Singular Lagrangians in the Hitchin moduli space and conformal limits
Szehong Kwong
TL;DR
The paper develops a local analytic model for singular points in the SL(r,C) Hitchin moduli space by combining the Kuranishi framework with a graded deformation theory arising from systems of Hodge bundles. It defines a central locus S, realized as an affine GIT quotient of a BB-slice, and proves that S is complex Lagrangian on its intersection with the stable locus; under Assumptions I (Φ0=0) or II (abelian automorphism group), S contains stable Higgs bundles. It then establishes the existence of conformal limits for stable Higgs bundles lying on the central locus, first on the open stratum and then for polystable SHBs with distinct summands (abelian stabilizer), by constructing harmonic metrics adapted to the C*-flow.

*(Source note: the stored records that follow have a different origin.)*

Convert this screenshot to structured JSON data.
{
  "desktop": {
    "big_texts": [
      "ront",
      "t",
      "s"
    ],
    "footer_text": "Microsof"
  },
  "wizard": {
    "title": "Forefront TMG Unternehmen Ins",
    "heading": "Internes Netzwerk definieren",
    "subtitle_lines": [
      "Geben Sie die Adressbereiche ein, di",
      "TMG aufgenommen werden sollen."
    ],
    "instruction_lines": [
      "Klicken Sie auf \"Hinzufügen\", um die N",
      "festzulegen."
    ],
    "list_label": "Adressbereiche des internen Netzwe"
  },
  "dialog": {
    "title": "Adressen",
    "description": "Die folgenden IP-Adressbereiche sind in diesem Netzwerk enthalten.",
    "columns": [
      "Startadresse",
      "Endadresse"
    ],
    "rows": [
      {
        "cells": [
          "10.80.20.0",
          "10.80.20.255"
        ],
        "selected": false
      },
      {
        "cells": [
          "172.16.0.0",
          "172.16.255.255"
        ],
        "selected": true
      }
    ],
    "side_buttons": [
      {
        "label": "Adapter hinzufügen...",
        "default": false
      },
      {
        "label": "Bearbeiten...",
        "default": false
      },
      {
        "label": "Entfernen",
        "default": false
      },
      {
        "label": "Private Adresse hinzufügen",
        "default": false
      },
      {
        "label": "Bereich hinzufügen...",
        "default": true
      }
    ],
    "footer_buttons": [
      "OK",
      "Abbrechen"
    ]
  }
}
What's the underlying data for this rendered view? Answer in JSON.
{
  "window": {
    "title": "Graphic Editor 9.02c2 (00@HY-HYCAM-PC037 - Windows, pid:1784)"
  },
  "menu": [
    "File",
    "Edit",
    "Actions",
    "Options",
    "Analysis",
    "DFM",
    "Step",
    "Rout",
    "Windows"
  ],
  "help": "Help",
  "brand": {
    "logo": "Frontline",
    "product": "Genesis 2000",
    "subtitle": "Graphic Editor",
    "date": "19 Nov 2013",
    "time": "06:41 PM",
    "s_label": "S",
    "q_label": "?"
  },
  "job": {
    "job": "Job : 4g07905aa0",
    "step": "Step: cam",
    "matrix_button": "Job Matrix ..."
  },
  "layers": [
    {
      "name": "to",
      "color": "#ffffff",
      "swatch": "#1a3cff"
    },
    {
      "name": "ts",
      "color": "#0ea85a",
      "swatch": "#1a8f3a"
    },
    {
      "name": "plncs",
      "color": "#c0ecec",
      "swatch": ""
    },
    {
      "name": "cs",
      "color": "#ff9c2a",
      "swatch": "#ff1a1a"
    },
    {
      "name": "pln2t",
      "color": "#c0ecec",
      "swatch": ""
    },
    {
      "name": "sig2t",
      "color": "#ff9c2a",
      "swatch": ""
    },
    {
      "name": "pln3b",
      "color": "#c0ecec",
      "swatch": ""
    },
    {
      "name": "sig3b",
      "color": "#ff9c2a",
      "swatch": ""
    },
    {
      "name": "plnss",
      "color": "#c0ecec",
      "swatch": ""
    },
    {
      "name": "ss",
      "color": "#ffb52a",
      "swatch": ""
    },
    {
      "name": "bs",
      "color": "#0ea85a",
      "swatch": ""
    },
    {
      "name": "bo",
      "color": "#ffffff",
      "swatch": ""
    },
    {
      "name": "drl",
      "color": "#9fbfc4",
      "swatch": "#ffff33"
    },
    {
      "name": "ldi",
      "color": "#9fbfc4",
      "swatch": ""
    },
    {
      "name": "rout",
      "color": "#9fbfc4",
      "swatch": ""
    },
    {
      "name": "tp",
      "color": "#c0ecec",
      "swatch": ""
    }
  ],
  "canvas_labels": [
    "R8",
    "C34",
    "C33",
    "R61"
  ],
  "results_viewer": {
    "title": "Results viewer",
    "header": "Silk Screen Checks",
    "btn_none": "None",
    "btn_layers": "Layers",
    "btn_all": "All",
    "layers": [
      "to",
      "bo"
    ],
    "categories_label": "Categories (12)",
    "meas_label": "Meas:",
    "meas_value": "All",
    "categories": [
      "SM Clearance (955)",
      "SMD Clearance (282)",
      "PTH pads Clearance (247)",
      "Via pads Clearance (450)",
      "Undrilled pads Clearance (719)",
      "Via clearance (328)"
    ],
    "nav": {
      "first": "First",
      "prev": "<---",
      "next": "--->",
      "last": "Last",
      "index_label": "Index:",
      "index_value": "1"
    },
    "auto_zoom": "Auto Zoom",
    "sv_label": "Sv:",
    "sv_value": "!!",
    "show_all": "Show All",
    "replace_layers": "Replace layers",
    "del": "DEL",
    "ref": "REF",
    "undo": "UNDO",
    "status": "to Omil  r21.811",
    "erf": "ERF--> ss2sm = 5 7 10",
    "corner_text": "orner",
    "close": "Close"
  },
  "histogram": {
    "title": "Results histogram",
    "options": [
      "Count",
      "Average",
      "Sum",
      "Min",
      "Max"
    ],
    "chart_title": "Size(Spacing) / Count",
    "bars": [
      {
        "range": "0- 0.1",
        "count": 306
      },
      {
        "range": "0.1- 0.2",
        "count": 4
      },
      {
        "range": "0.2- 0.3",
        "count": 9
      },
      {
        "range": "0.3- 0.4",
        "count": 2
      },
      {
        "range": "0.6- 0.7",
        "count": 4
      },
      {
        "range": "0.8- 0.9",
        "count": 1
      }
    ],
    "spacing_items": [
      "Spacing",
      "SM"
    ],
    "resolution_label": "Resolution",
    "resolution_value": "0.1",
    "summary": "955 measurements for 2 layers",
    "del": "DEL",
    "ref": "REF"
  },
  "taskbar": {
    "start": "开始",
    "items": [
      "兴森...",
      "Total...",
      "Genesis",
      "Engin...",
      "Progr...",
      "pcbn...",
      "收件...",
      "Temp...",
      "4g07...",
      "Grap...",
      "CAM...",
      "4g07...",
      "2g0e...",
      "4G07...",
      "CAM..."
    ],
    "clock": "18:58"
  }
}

Collectively, these results generalize conformal-limit phenomena and provide a central, Lagrangian substructure inside the upward flow through singular fixed points, with implications for mirror symmetry and the geometry of non-stable strata in the Hitchin system.
Abstract
In the moduli space of semistable $\text{SL}(r, \mathbb{C})$-Higgs bundles, we show that there exists a sublocus of the upward flow through a polystable $\mathbb{C}^{*}$-fixed point, which is Lagrangian on its intersection with the stable locus. This intesesction is always non-empty in the case when the Higgs field of the fixed point vanishes, or when the automorphism group of its polystable representative is abelian. Under the same assumptions, we show that the conformal limit of a stable Higgs bundle lying on this locus exists.